Want to brush up on coffee shop basics? Are you just starting out in the industry and need expert advice? Well, look no further than Crimson Cup Coffee Company. These guys won’t just consult and teach you how to be successful; they will demonstrate everything you need to know in their own coffee shop and roasting facility. Let’s hear from Crimson Cup’s marketing director Melissa Rogner
V. Hi Melissa! Please give us a general overview of what Crimson Cup Coffee Company does.
R. Hi Max! Our main focus is to supply the necessary tools for independent business owners to open up their own coffee houses. We provide hands-on training and consulting with business plan development, finding locations, and setting up the right layout and equipment. In addition to that, we have our own coffee house. We have opened it in 2007 in Clintonville, OH to fully understand and wrap our heads around the coffee shop business, so that we knew how to teach and train independent business owners who want to be successful in the coffee industry.
V. What is unique about your own shop?
R. What is really unique about Crimson Cup Coffee House is that we consider it as a “test kitchen,” where we regularly try new things with our customers to better understand the science of our industry. We test trends, techniques, and equipment to be successful before we roll them out onto our community. This way, we constantly get an insight from our customers about what they like. For example, we try different brewing methods.
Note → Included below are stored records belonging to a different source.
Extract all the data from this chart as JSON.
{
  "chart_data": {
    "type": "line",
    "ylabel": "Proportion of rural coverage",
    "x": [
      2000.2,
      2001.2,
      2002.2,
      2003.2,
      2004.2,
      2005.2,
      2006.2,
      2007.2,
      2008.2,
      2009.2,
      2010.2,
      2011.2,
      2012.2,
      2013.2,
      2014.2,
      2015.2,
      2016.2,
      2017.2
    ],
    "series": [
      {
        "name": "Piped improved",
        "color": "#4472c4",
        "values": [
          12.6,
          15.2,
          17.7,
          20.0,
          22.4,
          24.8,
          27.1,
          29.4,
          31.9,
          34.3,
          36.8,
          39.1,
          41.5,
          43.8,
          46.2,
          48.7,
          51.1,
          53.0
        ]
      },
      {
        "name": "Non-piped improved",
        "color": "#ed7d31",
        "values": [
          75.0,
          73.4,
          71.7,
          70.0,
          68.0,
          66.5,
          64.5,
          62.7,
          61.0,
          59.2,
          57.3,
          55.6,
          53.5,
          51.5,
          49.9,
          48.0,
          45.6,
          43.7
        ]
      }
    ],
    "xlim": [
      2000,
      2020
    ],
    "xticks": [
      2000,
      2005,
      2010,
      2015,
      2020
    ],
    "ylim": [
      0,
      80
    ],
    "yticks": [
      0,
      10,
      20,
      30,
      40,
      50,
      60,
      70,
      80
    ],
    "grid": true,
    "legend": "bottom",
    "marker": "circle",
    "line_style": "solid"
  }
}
About a year ago, we created a brew bar in order to be able to offer pour-over coffee, and we have begun to share it with the community.
V. What are some ways that you teach others?
R. We teach what we call our “Seven Steps to Success” program. These “Seven Steps” are all pieces and parts that help the business owner to be effective -such as how to choose the right location, equipment, ingredients, and team among others. It might sound pretty basic, but when we start training people that have an existing job not related to coffee, or when we retrain current business owners, we find that many of these things seem to have been forgotten. For example, maybe the portion sizes got out of control and no one notices, or the fact that the menu has a drip coffee listed first instead of an espresso-based drink. In a nutshell, we teach to our “7 steps to success” in terms of opening and maintaining a profitable coffee shop business.
V. How many coffee shops do you currently support?
R. Right now we support about 260 independent business owners who run their own coffee shops; however, we are not a franchise. We don’t have any franchise fees or royalty. We provide true support free of charge.
V. Where and how does the consultation process take place?
R. We do it two different ways: We bring people here to our main roasting facility to train and teach them, or we go on-site to where they are located. We have a training manager here that travels if needed to offer permanent support and education to make sure that every one of our businesses stay on track. We also invite business owners to come in and visit our roasting facility. There they can see where our passion lies and how we have the structure for support. Then we take them to the Crimson Cup Coffee House, and show them the layout and the design that we have chosen. They communicate with the staff and the customers, so it is absolutely a huge part for us.
V. Your company has been doing consulting for more than 20 years. What do you think has changed in the market over the years?
R. Nowadays, people are doing more research to understand what it is like to be a business owner. So, our goal is to help these people to be confident and gain their confidence through the support that they get from us. The market is more volatile now, and I think people are more serious about their coffee. We definitely see that the customers are demanding a higher quality and a more ethically traded coffee. This is where our coffee focus is going. We are working on developing our relationship with our farmers. We don’t just want their great coffee, we want to make sure their kids are going to school and have the uniforms they need. And we pass that responsibility to our coffee house novices as well.
Talking about change, we have noticed that blends are kind of fading out. It also seems that coffee shops don’t serve as many frozen drinks, or anything with syrups. Straight origin coffee is a hot topic now. The good thing in our business model is that we have always done both. We have done great flavored coffee, we have done great origin coffee, and we see the value in both. You can’t appeal to everybody with just one product.
V. Dare to share a secret to success?
R. Efficiency, which is our underlying consulting theme. It is doing things in the most profitable way and in the most time sensitive way. Another important top deals with new business owners purchasing new equipment versus used equipment – the consensus from who we speak with is that most try to cut corners and buy used equipment solely based on cost. We teach that it is better to start out with new espresso equipment to manage the product quality from the start and to avoid unplanned maintenance expenses on a used machine.